The urgency of the implementation has been made clear by the recent cyber attacks on companies. CP Freshmart, a retail company owned by Charoen Pokphand Foods, said on Sept. 7 that the user information system was hacked. Around 594,585 items, including passwords, full names, cell phone numbers, emails, and addresses, were put up for sale on a data black market.

The company insisted that no credit card and financial information be stolen. The Charoen Pokphand Group is Thailand’s largest conglomerate.

The regional airline Bangkok Airways has been another recent victim. It emailed some customers on Aug. 28 informing them that passenger names, nationalities, phone numbers, emails, addresses, passport details, historical travel dates and some credit card information had been stolen.

The regional airline Bangkok Airways recently announced that customer data had been stolen. © Reuters

Indonesia has suffered similar embarrassment recently. In early September, Indonesian President Joko Widodo’s COVID-19 vaccine certificate was leaked online, including his national identity number, the type of vaccine he received and the time it was received. The data was accessible through the Pedulilindeni app, the government’s official vaccine monitoring app.

The government tried to downplay privacy concerns on this app by saying that the president’s national identity number was already available on the General Electoral Commission website while his vaccination date was already fully reported.

“The government urges the public to remain calm and not be provoked by inappropriate information related to the PeduliLindei system,” it said.

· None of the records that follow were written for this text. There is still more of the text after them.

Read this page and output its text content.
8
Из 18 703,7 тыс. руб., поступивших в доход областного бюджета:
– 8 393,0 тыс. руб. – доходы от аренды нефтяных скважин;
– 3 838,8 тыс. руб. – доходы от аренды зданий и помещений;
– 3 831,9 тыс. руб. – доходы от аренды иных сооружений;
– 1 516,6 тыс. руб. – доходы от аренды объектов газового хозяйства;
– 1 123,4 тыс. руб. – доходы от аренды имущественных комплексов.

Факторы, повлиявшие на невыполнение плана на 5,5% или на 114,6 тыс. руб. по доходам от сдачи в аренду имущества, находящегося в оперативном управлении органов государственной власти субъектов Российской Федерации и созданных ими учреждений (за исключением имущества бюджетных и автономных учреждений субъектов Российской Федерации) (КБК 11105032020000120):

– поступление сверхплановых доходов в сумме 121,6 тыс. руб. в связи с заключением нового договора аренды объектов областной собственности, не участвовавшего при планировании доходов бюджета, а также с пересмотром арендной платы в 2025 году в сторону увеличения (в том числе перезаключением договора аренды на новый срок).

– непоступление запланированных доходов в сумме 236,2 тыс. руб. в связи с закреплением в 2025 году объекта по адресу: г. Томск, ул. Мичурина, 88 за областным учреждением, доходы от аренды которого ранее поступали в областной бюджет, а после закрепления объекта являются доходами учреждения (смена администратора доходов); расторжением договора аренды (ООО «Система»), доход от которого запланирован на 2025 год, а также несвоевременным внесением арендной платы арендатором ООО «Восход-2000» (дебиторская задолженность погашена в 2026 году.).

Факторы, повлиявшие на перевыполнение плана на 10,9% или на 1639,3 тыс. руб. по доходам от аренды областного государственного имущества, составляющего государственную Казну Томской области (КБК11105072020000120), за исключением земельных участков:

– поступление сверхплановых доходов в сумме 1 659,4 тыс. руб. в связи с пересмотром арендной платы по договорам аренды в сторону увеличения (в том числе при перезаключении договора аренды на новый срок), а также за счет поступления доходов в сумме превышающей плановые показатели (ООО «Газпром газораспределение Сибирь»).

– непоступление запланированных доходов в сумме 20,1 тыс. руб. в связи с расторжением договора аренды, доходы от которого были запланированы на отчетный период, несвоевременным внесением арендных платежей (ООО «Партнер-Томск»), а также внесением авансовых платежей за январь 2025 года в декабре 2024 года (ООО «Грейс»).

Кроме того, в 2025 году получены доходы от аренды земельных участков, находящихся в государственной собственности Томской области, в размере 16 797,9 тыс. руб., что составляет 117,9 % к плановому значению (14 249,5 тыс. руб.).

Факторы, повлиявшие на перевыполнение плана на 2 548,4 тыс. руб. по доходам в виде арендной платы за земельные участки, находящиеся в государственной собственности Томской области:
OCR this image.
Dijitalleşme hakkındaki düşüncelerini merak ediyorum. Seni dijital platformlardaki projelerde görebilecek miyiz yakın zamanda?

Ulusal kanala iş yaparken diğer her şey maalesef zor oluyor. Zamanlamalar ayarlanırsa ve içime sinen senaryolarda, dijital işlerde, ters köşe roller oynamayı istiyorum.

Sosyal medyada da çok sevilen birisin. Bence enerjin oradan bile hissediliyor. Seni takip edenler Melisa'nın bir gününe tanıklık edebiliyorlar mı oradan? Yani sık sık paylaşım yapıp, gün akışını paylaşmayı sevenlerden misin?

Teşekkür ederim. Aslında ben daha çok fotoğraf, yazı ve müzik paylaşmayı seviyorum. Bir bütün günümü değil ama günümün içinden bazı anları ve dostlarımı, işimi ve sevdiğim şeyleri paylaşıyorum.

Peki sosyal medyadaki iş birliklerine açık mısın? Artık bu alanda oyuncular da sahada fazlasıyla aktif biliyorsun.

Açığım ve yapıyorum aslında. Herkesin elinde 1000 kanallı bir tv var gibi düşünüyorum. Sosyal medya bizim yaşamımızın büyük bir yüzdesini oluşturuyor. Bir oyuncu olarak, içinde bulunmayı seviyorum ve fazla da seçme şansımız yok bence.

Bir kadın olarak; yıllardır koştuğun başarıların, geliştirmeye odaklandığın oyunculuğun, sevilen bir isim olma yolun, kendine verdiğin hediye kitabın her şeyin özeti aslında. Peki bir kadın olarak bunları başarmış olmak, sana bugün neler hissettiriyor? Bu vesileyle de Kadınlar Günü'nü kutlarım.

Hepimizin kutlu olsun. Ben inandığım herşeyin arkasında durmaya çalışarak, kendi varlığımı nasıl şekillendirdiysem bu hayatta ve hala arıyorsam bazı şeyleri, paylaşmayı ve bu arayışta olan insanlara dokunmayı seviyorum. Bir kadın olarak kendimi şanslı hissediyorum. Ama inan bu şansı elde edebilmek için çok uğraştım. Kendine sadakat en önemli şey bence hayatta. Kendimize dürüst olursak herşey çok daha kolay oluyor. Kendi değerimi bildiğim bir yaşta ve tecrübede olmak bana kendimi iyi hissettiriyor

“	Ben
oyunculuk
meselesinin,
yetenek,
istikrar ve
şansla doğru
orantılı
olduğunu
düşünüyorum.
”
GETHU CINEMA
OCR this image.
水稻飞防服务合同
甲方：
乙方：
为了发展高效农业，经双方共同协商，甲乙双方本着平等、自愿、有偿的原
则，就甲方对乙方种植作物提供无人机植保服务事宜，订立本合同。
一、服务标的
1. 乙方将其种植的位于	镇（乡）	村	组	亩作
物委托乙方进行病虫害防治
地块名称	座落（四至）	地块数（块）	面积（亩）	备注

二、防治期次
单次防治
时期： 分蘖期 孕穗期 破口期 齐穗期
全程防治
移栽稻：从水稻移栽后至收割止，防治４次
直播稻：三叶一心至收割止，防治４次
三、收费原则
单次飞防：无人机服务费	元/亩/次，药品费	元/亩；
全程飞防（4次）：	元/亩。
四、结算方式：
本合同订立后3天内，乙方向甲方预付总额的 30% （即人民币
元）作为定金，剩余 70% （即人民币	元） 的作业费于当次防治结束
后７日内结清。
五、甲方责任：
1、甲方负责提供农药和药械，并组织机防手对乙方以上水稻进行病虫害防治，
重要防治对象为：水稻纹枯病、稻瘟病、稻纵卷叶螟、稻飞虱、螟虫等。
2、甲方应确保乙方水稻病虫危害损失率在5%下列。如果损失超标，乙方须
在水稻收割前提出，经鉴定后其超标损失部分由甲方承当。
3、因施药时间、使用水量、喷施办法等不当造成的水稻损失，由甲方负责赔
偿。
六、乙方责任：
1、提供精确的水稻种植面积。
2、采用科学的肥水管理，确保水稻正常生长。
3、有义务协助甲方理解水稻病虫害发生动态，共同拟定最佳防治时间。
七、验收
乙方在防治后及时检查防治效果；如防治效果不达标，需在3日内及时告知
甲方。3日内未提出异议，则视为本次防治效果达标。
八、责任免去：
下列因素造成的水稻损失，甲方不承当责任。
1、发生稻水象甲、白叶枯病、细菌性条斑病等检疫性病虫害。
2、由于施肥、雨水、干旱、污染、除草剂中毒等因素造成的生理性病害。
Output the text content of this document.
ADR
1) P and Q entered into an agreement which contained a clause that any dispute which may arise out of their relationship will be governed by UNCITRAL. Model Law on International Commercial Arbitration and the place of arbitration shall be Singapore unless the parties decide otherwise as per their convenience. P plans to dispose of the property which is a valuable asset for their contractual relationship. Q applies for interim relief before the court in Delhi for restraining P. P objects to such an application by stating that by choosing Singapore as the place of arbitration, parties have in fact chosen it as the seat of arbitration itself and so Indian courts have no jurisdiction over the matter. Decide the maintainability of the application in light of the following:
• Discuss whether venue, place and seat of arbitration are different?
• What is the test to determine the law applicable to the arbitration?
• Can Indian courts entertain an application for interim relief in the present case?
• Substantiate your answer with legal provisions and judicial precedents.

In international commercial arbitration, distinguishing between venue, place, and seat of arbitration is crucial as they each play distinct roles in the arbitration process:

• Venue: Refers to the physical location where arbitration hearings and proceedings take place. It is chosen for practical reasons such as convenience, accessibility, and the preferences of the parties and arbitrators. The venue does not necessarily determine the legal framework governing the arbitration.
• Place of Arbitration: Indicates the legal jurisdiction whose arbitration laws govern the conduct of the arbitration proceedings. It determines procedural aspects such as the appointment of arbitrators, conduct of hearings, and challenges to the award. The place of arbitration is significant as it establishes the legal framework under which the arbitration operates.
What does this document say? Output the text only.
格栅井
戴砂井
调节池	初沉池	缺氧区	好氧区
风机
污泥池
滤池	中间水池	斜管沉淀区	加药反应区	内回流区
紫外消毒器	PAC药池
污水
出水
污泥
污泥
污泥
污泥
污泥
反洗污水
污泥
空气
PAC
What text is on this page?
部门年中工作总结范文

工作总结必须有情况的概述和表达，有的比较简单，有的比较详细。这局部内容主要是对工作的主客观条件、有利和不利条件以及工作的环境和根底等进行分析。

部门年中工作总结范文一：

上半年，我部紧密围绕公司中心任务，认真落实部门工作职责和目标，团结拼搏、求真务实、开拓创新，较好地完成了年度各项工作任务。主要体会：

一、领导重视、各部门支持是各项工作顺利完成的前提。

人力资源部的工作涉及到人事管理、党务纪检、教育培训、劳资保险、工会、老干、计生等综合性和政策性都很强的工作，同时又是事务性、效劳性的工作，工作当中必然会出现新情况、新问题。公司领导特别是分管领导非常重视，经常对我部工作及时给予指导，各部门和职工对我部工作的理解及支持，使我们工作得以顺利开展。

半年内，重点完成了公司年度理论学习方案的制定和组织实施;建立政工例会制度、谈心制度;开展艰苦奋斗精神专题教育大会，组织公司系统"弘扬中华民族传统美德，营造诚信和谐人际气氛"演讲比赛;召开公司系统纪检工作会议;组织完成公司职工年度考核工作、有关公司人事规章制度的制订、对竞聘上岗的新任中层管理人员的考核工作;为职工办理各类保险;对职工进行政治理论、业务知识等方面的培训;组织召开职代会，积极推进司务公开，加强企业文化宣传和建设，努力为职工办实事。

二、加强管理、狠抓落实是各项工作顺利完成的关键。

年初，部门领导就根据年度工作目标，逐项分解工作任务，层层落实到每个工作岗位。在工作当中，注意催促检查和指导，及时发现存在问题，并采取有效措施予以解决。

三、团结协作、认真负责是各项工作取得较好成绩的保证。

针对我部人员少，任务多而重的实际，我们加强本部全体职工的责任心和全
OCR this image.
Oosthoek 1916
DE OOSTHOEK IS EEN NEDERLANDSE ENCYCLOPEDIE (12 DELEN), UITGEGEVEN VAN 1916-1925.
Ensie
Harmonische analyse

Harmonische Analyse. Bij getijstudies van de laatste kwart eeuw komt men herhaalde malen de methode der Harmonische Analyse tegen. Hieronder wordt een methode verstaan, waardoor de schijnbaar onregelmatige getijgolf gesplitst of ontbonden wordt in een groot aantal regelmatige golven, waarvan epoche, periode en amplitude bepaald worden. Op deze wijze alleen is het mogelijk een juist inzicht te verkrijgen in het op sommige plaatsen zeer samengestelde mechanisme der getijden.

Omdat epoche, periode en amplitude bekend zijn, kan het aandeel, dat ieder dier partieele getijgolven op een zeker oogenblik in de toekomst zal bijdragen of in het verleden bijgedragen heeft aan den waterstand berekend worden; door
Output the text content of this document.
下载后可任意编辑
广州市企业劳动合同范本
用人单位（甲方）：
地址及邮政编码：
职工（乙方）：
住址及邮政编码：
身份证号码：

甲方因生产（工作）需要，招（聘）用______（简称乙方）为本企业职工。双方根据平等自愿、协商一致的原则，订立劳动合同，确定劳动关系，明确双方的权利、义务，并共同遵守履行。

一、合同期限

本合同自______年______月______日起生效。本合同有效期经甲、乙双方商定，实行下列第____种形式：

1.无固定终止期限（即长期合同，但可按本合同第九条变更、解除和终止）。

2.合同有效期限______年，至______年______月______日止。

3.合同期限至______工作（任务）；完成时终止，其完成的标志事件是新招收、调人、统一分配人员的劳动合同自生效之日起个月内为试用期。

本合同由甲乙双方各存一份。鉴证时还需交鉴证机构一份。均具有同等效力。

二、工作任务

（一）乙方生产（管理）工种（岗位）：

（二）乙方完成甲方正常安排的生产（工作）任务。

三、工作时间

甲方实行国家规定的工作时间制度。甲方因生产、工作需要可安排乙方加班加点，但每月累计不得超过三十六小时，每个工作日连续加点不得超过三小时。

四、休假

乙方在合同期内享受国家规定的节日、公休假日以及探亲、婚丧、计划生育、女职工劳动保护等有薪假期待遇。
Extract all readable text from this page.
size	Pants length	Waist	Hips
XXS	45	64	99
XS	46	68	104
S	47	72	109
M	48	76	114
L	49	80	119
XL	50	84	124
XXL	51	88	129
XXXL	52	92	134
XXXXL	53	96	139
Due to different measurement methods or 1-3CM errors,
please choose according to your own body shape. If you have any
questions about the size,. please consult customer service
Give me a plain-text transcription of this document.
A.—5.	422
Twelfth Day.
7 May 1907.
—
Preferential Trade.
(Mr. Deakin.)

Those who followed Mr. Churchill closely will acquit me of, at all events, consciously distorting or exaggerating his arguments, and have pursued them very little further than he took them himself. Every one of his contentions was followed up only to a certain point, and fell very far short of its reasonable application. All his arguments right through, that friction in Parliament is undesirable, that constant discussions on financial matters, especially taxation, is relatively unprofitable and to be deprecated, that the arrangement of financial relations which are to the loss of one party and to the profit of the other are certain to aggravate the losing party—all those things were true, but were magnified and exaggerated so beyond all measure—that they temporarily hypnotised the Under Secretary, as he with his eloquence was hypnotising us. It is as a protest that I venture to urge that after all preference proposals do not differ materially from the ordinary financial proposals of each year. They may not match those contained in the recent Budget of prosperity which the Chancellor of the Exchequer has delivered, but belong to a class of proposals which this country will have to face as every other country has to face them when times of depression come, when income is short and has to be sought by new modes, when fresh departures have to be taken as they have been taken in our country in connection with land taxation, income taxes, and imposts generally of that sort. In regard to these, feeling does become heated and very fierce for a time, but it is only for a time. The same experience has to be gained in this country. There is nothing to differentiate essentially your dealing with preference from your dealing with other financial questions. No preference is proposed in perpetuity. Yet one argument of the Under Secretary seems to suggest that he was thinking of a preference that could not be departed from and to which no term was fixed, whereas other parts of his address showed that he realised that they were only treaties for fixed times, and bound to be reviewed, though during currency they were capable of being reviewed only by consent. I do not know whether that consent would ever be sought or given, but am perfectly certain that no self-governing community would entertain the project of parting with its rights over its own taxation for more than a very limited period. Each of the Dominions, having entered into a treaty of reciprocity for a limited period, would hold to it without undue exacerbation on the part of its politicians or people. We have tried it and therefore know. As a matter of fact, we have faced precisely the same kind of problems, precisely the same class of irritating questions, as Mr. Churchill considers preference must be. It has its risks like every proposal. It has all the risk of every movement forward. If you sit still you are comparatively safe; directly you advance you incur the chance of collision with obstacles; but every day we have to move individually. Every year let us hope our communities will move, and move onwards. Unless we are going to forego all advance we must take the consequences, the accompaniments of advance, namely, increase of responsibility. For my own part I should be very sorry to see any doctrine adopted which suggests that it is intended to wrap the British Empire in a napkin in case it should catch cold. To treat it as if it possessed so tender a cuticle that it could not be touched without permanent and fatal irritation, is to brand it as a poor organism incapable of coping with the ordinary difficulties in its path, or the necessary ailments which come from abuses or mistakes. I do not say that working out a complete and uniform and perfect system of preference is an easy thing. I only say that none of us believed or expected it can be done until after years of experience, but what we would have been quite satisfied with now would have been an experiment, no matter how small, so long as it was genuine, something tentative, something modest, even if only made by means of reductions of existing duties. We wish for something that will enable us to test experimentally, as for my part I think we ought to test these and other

The leak came just days after encryption provider vpnMentor said it discovered a breach in the Indonesian government’s test-and-trace app for people entering Indonesia. “The app developers failed to implement adequate data protection protocols and disclosed the data of over 1 million people on an open server,” the company said. The leaked data included passenger ID and COVID-19 test results.

“Our team discovered [the app’s] Records without obstacles, “it said.